Friday, April 19, 2013

Asylum Detention Needs Improvements

Asylum detention

As Congress considers legislation to reform the U.S. immigration system, a new U.S. Commission on International Religious Freedom (USCIRF) report, Assessing the U.S. Government’s Detention of Asylum Seekers: Further Action Needed to Fully Implement Reforms, finds that the U.S. government continues to detain asylum seekers under inappropriate conditions in jails and jail-like facilities. This detention is contrary to both longstanding USCIRF recommendations and reforms the Department of Homeland Security (DHS) announced in 2009.

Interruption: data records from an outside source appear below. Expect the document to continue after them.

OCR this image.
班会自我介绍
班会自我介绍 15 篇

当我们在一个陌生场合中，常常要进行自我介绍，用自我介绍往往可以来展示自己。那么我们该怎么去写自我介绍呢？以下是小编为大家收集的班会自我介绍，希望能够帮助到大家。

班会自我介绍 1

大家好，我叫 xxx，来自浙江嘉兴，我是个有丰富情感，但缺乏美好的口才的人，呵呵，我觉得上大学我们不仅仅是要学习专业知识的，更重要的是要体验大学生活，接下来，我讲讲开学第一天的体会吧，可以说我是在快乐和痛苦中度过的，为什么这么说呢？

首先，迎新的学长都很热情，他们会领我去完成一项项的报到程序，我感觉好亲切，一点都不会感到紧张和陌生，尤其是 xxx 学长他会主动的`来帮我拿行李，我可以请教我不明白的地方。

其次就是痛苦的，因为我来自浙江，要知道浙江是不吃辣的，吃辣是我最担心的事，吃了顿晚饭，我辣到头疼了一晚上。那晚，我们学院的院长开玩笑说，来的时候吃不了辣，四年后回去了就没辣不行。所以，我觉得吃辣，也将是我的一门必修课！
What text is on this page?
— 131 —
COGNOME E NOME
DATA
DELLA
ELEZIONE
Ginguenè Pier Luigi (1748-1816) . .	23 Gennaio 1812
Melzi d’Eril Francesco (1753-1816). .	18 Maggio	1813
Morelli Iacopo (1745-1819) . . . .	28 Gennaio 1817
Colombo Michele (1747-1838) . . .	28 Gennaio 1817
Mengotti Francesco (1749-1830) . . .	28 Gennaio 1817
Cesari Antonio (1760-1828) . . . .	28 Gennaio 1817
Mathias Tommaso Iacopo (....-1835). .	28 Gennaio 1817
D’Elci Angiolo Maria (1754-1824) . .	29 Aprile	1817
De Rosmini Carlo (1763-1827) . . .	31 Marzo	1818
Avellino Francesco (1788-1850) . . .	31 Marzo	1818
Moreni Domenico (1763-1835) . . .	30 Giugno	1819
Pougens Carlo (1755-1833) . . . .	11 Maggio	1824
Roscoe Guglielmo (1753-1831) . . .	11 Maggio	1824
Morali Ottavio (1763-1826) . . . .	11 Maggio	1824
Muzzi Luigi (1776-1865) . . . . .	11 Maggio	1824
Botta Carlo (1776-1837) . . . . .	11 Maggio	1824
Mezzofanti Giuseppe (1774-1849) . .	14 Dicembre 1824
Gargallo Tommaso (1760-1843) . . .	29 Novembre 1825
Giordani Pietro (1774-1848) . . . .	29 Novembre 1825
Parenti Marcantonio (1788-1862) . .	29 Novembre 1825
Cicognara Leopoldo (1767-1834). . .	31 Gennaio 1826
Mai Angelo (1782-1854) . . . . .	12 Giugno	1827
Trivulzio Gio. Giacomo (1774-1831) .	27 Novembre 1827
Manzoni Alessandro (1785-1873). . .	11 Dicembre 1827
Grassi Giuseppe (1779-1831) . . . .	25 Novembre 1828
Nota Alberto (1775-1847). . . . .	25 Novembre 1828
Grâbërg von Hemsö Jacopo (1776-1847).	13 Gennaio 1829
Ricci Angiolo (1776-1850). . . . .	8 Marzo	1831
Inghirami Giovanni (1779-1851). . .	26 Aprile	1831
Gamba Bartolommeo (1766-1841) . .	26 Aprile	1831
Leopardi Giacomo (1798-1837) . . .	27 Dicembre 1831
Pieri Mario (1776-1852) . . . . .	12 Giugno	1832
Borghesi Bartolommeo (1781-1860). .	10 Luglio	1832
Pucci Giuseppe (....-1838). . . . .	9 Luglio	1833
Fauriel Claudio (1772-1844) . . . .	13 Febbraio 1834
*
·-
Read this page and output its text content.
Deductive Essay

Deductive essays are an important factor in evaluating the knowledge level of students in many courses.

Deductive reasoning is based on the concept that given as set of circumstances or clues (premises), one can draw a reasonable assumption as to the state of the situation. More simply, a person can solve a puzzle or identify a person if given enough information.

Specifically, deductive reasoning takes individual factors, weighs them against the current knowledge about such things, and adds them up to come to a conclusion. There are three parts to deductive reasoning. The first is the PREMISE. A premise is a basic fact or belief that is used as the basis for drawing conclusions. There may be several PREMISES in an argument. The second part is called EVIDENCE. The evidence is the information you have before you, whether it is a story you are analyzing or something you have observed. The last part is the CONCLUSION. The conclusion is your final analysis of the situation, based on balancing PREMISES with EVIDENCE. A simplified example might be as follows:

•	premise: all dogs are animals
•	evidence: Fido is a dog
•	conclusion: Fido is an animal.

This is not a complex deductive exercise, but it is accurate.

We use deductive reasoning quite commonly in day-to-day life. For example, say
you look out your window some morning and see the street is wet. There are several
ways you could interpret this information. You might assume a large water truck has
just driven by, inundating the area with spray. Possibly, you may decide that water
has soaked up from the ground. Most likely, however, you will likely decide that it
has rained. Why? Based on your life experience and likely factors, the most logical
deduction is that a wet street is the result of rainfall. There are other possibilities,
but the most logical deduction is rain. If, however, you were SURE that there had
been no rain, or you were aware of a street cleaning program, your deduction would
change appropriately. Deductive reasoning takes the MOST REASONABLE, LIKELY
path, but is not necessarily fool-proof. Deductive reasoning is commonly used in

Between July and December 2012, USCIRF staff toured 10 detention facilities nationwide and met with officials and asylum seekers. The goal was to assess progress DHS’ Immigration and Customs Enforcement Agency (ICE) had made on reforms that, if fully implemented, would realize USCIRF recommendations on the detention of asylum seekers. In October 2009, ICE had announced plans to develop a new immigration detention system, with facilities based on civil, not penal, models in locations with access to legal services, emergency rooms, and transportation. “

USCIRF continues to recommend that ICE codify into regulations its 2009 parole process and criteria guidelines under which most asylum seekers found to have a credible fear of persecution are paroled rather than detained. USCIRF also finds that further improvements are needed to expand immigration detainees’ access to legal information, representation, and in-person hearings.